As Tina was finishing off the bandaging, the Little girl asked, “How do you become a nurse?’ Tina, “You have to go to college.” The Little Girl, “They talked to us about thinking about going to college? What’s college, do you have to go away, what’s it like?”
“You can, but you can live at the University too. I went twice. The first time, I wasn’t serious, it was in Bloomington,,” Tina. “That’s far away, isn’t it ? Where’d you live?” The Little Girl.

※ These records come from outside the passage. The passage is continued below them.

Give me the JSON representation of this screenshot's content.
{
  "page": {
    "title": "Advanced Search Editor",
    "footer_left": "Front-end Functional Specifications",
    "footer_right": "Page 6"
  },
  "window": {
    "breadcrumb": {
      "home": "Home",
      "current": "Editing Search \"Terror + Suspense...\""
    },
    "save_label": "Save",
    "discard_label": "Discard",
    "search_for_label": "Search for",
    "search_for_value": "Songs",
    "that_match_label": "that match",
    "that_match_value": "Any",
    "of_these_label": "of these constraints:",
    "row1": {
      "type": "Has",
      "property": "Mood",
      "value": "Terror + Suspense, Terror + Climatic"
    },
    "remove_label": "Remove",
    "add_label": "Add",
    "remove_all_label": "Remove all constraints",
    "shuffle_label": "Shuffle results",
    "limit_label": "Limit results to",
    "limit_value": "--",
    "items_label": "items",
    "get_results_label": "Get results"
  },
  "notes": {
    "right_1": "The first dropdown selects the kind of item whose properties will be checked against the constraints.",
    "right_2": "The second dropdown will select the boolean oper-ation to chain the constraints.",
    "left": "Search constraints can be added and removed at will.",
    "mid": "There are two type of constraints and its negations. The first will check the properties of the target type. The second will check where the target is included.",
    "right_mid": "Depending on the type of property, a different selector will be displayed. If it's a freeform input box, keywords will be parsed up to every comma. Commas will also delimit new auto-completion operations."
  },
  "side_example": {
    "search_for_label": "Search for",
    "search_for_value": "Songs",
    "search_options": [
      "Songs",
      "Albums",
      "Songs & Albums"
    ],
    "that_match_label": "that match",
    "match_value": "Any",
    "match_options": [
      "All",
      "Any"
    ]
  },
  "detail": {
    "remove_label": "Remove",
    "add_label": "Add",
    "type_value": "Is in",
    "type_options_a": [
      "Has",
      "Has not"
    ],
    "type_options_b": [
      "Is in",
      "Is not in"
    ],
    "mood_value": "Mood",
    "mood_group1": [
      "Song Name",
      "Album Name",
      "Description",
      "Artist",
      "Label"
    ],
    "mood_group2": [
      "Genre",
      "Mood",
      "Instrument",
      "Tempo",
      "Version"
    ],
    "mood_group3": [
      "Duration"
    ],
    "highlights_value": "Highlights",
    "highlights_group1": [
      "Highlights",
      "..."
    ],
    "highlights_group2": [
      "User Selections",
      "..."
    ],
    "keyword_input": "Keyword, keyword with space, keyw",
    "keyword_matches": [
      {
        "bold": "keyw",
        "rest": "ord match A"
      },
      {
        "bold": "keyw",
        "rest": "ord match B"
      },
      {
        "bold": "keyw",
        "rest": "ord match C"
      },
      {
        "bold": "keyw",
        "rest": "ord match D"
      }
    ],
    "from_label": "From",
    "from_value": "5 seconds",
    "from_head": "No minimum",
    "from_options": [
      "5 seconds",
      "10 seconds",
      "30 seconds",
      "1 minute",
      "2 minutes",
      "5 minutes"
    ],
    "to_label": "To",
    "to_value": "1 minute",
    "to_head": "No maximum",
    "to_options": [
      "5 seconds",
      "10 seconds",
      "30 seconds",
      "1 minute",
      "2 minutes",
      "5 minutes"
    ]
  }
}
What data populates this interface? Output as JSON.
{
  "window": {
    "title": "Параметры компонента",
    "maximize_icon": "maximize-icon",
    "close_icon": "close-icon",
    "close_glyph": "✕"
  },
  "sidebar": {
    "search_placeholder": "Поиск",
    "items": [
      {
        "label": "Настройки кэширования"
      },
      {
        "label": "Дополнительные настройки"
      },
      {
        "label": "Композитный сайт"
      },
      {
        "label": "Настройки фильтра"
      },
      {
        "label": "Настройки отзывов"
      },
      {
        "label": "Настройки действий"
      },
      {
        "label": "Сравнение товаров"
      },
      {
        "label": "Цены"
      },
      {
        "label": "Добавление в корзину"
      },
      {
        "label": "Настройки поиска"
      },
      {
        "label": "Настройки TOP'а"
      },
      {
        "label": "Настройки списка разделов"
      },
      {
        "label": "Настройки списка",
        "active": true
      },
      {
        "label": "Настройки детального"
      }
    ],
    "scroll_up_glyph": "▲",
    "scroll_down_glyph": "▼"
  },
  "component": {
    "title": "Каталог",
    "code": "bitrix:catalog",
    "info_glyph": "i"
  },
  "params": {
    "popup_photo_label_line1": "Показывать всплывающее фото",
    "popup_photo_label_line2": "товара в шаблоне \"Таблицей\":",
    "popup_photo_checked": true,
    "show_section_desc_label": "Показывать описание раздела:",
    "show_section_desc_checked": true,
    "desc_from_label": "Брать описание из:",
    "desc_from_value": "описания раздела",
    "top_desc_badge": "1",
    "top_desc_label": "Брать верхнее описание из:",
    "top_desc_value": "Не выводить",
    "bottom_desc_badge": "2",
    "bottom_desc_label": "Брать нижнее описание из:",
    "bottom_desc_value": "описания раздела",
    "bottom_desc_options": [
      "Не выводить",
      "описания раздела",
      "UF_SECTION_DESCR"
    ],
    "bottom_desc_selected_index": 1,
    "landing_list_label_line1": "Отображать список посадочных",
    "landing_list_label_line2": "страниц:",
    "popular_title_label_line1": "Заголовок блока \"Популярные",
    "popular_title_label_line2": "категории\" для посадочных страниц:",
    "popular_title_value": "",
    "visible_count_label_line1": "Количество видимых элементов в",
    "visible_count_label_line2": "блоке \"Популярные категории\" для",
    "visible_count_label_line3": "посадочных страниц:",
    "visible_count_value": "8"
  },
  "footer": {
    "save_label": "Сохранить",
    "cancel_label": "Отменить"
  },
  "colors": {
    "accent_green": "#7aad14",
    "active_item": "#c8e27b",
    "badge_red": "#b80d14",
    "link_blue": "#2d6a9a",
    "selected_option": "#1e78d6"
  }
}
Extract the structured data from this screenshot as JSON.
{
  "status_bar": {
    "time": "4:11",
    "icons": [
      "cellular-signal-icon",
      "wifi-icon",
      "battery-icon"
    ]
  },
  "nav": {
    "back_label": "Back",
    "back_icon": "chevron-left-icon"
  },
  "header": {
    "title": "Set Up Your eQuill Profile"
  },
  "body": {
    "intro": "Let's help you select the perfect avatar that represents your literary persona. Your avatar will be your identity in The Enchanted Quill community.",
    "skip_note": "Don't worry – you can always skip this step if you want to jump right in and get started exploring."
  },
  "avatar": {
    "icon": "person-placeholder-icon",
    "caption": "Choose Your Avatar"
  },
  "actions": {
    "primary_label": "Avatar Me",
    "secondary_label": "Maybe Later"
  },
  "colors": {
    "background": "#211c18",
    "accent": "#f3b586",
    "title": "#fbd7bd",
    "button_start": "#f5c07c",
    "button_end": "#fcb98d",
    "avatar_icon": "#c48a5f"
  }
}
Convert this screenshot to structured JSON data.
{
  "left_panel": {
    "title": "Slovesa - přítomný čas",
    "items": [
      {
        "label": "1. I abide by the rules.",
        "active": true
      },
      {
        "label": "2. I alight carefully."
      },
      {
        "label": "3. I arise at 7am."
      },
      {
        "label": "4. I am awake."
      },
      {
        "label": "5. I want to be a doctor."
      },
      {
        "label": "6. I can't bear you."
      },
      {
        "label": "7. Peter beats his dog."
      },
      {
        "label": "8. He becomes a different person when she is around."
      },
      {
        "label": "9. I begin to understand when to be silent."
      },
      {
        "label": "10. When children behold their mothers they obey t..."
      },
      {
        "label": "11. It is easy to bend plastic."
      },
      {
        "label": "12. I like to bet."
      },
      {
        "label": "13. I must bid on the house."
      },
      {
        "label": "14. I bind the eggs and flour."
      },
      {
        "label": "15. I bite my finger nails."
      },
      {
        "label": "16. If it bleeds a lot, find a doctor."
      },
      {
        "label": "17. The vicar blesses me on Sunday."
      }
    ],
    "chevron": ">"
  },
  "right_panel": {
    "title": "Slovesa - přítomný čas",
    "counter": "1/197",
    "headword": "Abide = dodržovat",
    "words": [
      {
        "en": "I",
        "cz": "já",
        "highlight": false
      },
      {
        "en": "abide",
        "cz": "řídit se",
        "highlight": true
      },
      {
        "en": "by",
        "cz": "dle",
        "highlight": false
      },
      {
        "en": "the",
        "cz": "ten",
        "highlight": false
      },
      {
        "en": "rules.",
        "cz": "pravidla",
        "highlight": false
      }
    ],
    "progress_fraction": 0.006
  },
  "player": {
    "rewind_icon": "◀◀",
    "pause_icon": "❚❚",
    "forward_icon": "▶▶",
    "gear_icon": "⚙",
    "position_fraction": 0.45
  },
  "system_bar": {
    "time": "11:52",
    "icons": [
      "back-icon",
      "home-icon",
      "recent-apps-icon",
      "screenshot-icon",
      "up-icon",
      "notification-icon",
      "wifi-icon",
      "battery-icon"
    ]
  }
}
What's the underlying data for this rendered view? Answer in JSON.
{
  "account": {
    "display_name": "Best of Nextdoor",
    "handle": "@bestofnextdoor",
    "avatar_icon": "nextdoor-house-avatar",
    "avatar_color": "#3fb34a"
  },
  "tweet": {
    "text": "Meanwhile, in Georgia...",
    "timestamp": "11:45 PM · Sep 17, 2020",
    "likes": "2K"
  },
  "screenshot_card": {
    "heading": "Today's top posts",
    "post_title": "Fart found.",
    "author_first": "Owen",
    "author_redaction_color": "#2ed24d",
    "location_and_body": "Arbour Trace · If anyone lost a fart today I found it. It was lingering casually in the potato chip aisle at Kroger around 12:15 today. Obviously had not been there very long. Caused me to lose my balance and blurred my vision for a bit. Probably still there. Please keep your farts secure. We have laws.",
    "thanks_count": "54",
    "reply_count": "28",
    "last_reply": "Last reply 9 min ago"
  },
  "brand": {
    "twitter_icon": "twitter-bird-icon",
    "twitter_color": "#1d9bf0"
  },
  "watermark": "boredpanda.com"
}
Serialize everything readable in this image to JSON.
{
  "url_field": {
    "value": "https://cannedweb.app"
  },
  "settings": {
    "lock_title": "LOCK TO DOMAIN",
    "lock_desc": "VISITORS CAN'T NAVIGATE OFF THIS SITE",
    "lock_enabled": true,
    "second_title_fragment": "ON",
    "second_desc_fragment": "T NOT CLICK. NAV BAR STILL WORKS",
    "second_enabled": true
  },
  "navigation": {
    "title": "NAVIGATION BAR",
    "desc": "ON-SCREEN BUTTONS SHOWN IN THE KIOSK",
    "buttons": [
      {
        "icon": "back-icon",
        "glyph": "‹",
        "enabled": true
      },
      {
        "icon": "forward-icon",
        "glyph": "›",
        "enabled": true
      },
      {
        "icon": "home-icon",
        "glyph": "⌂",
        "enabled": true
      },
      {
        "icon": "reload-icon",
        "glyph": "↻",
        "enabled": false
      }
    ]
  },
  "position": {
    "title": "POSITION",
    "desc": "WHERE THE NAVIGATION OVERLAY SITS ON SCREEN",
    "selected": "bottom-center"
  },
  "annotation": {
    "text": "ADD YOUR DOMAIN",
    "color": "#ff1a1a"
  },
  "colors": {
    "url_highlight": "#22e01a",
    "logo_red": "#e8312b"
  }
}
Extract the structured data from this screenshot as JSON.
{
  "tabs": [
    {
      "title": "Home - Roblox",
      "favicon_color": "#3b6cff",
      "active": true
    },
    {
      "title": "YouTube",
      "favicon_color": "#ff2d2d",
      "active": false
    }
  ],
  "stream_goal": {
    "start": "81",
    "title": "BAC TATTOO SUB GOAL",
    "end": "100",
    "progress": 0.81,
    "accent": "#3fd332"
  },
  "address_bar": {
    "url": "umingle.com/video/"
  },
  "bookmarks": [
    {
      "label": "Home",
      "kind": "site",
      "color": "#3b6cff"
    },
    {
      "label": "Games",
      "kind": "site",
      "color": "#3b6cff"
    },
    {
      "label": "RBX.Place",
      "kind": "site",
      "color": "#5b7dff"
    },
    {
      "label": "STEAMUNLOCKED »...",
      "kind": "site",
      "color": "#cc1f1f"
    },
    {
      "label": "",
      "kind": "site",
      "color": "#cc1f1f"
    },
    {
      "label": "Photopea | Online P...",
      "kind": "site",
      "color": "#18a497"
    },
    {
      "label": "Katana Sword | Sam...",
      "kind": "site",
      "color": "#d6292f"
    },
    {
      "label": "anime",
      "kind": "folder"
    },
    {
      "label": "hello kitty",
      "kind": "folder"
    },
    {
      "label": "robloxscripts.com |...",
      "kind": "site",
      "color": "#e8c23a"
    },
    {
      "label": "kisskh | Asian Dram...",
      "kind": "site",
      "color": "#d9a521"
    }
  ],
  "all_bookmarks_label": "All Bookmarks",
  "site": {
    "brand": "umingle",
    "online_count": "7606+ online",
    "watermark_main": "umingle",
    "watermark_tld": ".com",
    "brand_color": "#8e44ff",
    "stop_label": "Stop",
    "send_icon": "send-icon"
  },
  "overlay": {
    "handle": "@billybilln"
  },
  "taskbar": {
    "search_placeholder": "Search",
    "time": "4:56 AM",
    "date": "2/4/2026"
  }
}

“I lived at Willkie Co-op. It was a cooperative residential dormitory. The guys lived in one building and the girls in the other. We shared meals and took care of all our own housekeeping chores: serving and dish cleaning and vacuuming. It was wonderful fun. The people I knew were close to each other. They were the best kind of people.” This was bringing back some memories, she steered the conversation back on to going to college. “The second time, I went in California, that was different , I had kids then , but I knew I wanted to be a nurse, I got through it, I stuck with it.” This brought back some memories too. There had been some rough time in California, she had got real low out there. “Then I moved back to Indiana, and I’ve been here ever since.” Tina dropped the stool down and patted the little girl on the shoulder, “OK, you’re all fixed up. Off you go.” The Little Girl, “Nurse K., did you ever see those people again, you know the people from the first time?”
“No, I never have. I left Indiana after college. Some people, you only know once, and that is all. Now off you go and remember, no getting even with Katie Jacobs,” Tina. “Okaaay,” the Little Girl said as she skipped out the door.
Tina went back to the cabinet and switched on the CD player, she went back to the window where she saw the Little Girl run out on to the playground. The Little Girl ran up to the girl that pushed her, she pointed at her bandaged knee, they talked for a minute, and then ran off together, holding hands. Tina grinned. The song came back on.
So tell me now and I won’t ask again/ Will you still love me tomorrow.
Then she thought about the Co-op again. She thought about those people, and on that place, and in that time, and she was lost to it. She was far away in the past now.